Wednesday, 21 June 2006

Dreary England

Regular readers of this blog will be able to tell by now that I tend to criticize things that are closer to my heart much more than the things I hate. This is exactly why I am writing to tell you that I am quite dismayed with having spent two hours of my life watching England play Sweden instead of using the night to get some sleep.
The score line might tell a different story: 2:2, four goals within 90 minutes is not that bad a ratio for a game that can easily sport no goals at all. No, it’s not the goals that were the issue, but rather the uninspiring way in which the game was played.
To start, I will make it clear that I like both teams. Sweden features Swedish girls, and they also happen to have one Freddie Ljunberg. But it is England that I like more, and it is England that I liked since the days of old; I guess you can blame it on Peter Shilton’s charming individuality or on Maradonna’s unfair hand of god, but they captured me, mostly with the way they always lose with this certain level of tragic panache that makes you remember World Cups by the way England was taken out. A World Cup is probably not a World Cup unless England is controversially taken out: I already mentioned the famous hand of god, and then there’s Beckham’s red card from 1998, or Ronaldinho’s mis-kick that failed to inspire David Seamen. There’s always something in the air.

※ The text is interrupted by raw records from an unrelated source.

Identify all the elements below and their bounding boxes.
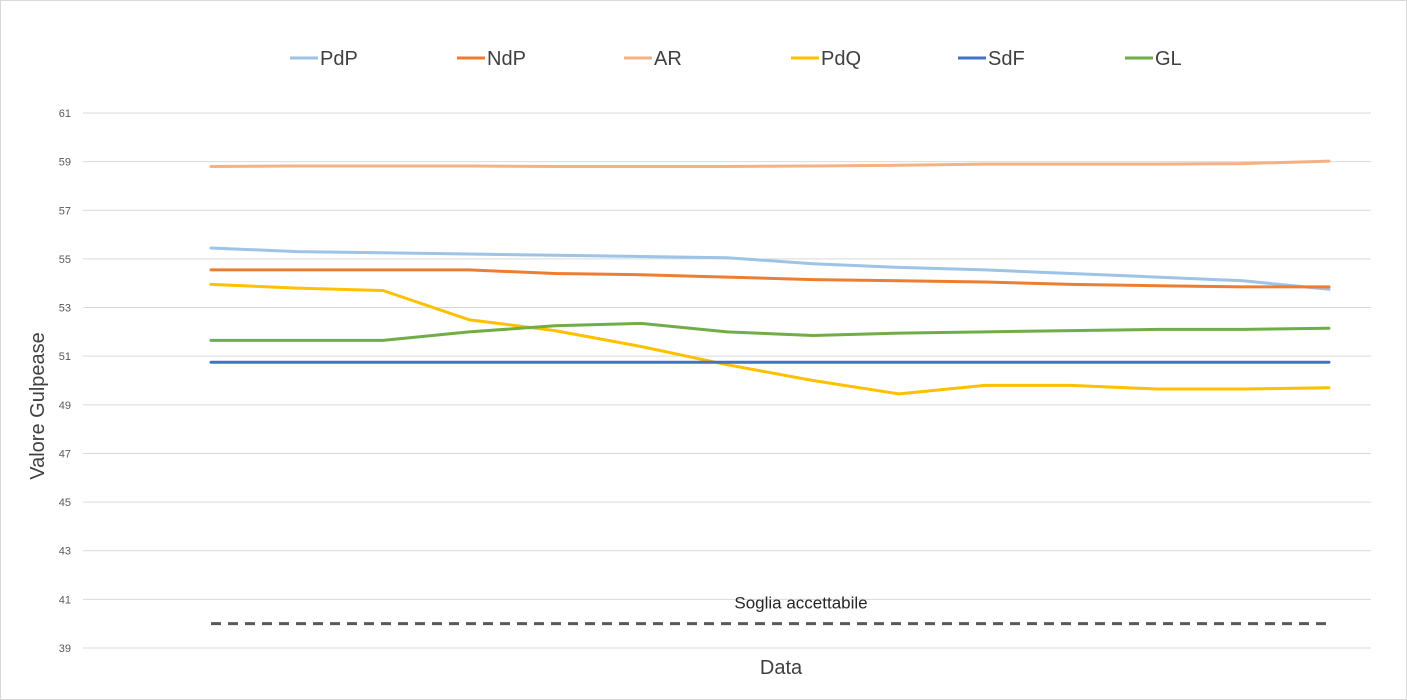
y-tick-label: 49 [59, 400, 71, 412]
y-tick-label: 43 [59, 546, 71, 558]
series-line-pdp [209, 246, 1331, 291]
series-line-gl [209, 321, 1331, 342]
y-tick-labels: 39 41 43 45 47 49 51 53 55 57 59 61 [59, 108, 71, 655]
series-line-ar [209, 159, 1331, 168]
y-tick-label: 51 [59, 351, 71, 363]
legend-label: AR [654, 48, 682, 70]
y-axis-title: Valore Gulpease [27, 332, 49, 480]
y-tick-label: 53 [59, 303, 71, 315]
y-tick-label: 41 [59, 594, 71, 606]
series-line-pdq [209, 282, 1331, 396]
y-tick-label: 55 [59, 254, 71, 266]
y-tick-label: 39 [59, 643, 71, 655]
y-tick-label: 59 [59, 157, 71, 169]
threshold-label: Soglia accettabile [734, 594, 867, 613]
legend: PdP NdP AR PdQ SdF GL [290, 48, 1182, 70]
legend-item-sdf: SdF [958, 48, 1025, 70]
series-lines [209, 159, 1331, 396]
legend-item-pdp: PdP [290, 48, 358, 70]
y-tick-label: 61 [59, 108, 71, 120]
threshold: Soglia accettabile [211, 594, 1329, 626]
legend-label: GL [1155, 48, 1182, 70]
x-axis-title: Data [760, 657, 803, 679]
legend-item-gl: GL [1125, 48, 1182, 70]
legend-label: SdF [988, 48, 1025, 70]
legend-item-ndp: NdP [457, 48, 526, 70]
legend-label: PdQ [821, 48, 861, 70]
series-line-ndp [209, 268, 1331, 289]
legend-label: NdP [487, 48, 526, 70]
y-tick-label: 45 [59, 497, 71, 509]
y-tick-label: 57 [59, 205, 71, 217]
legend-label: PdP [320, 48, 358, 70]
y-tick-label: 47 [59, 448, 71, 460]
gridlines [83, 112, 1371, 649]
legend-item-ar: AR [624, 48, 682, 70]
legend-item-pdq: PdQ [791, 48, 861, 70]
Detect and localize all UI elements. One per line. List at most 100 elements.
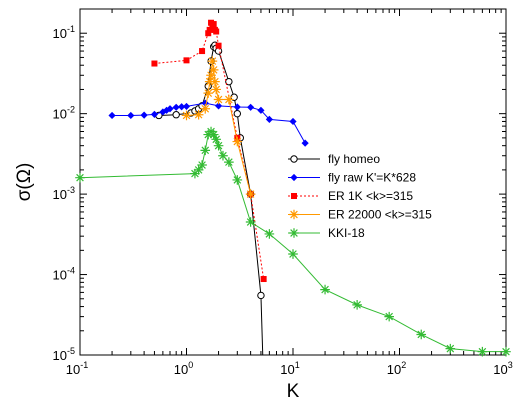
data-point	[291, 193, 297, 199]
y-tick-base: 10	[53, 26, 67, 41]
data-point	[108, 111, 116, 120]
data-point	[289, 117, 297, 126]
data-point	[199, 48, 206, 55]
data-point	[384, 311, 394, 322]
data-point	[257, 291, 265, 300]
data-point	[213, 28, 220, 35]
data-point	[193, 165, 204, 175]
series	[108, 99, 309, 147]
data-point	[197, 160, 207, 170]
y-tick-exponent: -3	[67, 185, 75, 195]
legend-label: ER 1K <k>=315	[328, 189, 413, 203]
legend: fly homeo fly raw K'=K*628 ER 1K <k>=315 ER…	[288, 152, 432, 240]
x-tick-label: 101	[280, 360, 299, 377]
x-tick-exponent: -1	[80, 360, 88, 370]
x-axis-label: K	[287, 381, 300, 402]
data-point	[203, 88, 214, 98]
y-tick-exponent: -1	[67, 24, 75, 34]
data-point	[301, 139, 309, 147]
data-point	[200, 103, 211, 114]
data-point	[210, 21, 217, 28]
x-tick-exponent: 2	[401, 360, 406, 370]
data-point	[289, 228, 299, 238]
data-point	[289, 209, 299, 220]
x-tick-label: 10-1	[66, 360, 88, 377]
y-tick-exponent: -5	[67, 346, 75, 356]
y-tick-label: 10-1	[53, 24, 75, 41]
data-point	[233, 103, 241, 111]
axis-ticks	[79, 8, 507, 356]
y-tick-base: 10	[53, 187, 67, 202]
data-point	[232, 175, 243, 185]
y-tick-base: 10	[53, 107, 67, 122]
data-point	[159, 108, 167, 116]
data-point	[204, 76, 215, 87]
data-point	[140, 111, 148, 119]
data-point	[218, 150, 228, 161]
data-point	[320, 284, 330, 295]
data-point	[200, 145, 211, 156]
data-point	[232, 136, 243, 147]
x-tick-exponent: 0	[188, 360, 193, 370]
x-tick-label: 103	[493, 360, 512, 377]
data-point	[178, 103, 186, 111]
data-point	[190, 168, 200, 179]
data-point	[225, 77, 233, 86]
y-tick-exponent: -2	[67, 105, 75, 115]
data-point	[416, 329, 427, 340]
data-point	[127, 111, 135, 120]
data-point	[224, 94, 234, 105]
series	[181, 56, 256, 199]
data-point	[151, 60, 158, 67]
data-point	[166, 105, 174, 113]
data-point	[290, 155, 298, 163]
data-point	[182, 102, 191, 111]
data-point	[150, 110, 159, 118]
data-point	[224, 157, 234, 167]
data-point	[181, 110, 192, 121]
y-tick-label: 10-4	[53, 266, 75, 283]
y-tick-label: 10-3	[53, 185, 75, 202]
series-line	[79, 130, 506, 353]
data-point	[210, 76, 220, 87]
data-point	[288, 249, 298, 259]
data-point	[207, 56, 218, 66]
legend-label: ER 22000 <k>=315	[328, 208, 432, 222]
data-point	[172, 103, 180, 111]
x-tick-label: 100	[174, 360, 193, 377]
data-point	[445, 343, 456, 354]
data-point	[211, 84, 221, 95]
series-layer	[75, 19, 511, 357]
data-point	[172, 111, 180, 119]
y-axis-label: σ(Ω)	[14, 163, 35, 202]
legend-label: fly raw K'=K*628	[328, 171, 416, 185]
series	[151, 19, 267, 283]
y-tick-label: 10-5	[53, 346, 75, 363]
data-point	[260, 276, 267, 283]
data-point	[245, 189, 256, 199]
data-point	[352, 300, 362, 310]
data-point	[206, 26, 213, 33]
series	[155, 41, 265, 356]
data-point	[213, 94, 224, 105]
data-point	[214, 47, 223, 55]
data-point	[75, 172, 85, 183]
x-tick-exponent: 1	[295, 360, 300, 370]
data-point	[205, 30, 212, 37]
series	[75, 126, 511, 357]
y-tick-label: 10-2	[53, 105, 75, 122]
data-point	[183, 57, 190, 64]
legend-label: fly homeo	[328, 152, 380, 166]
data-point	[477, 346, 488, 357]
data-point	[247, 103, 255, 111]
data-point	[206, 70, 216, 81]
plot-frame	[79, 8, 507, 356]
x-tick-exponent: 3	[508, 360, 513, 370]
data-point	[501, 346, 511, 357]
data-point	[265, 115, 273, 123]
series-line	[158, 44, 264, 356]
legend-label: KKI-18	[328, 226, 365, 240]
data-point	[290, 173, 298, 182]
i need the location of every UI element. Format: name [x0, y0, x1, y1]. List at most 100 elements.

You have to feel pity for them. They have such lovely characters on the team, poetic souls like Guscoin (excuse spelling), sexy players like Beckham (I can’t stop dreaming about him at night – not), but also stupidly excellent players who never get to properly express themselves (ala Steven Gerard this time around). And when you think about them having to settle with English food all of their lives (the not so English Hargrives excepted), you just have to feel sorry for them.
Tonight, though, I mostly felt sorry for them because they had a manager that lacked the balls to be daring enough to clinch the game using the talent he has on his side. You can accept it once or twice, but the third time is unacceptable, especially as it was obvious it would take the equally poor talented manager on the Swedish side a hell of an effort to rob the English of the first place in their group using the inferior tools available to the yellow and blue side.
Simply put, England was playing in a manner that was designed to minimize the blame that may be attributed to the coach when inevitable defeat comes along, rather than on a way that would make them get the results, or (god forbid) make us enjoy the game for a fine display of sportsmanship and tactics.
Sadly, it seems as though we’re doomed to have a miserable England in the future, too, with the appointment of Mclaren as Ericsson’s sequel.
Which makes me think that perhaps it is the British people that are to blame for this phenomenon, as it is their representatives – in the form of the British press – that drove all the good managers to the havens of more tolerant team/countries (anyone heard of Scholari, by any chance?)? While I am truly glad this approach prevented England from robbing Arsene Wenger from the helms of my team, I think it does tell one thing or another about the inner workings of England and probably Britain as a whole, and the picture is not exactly flattering.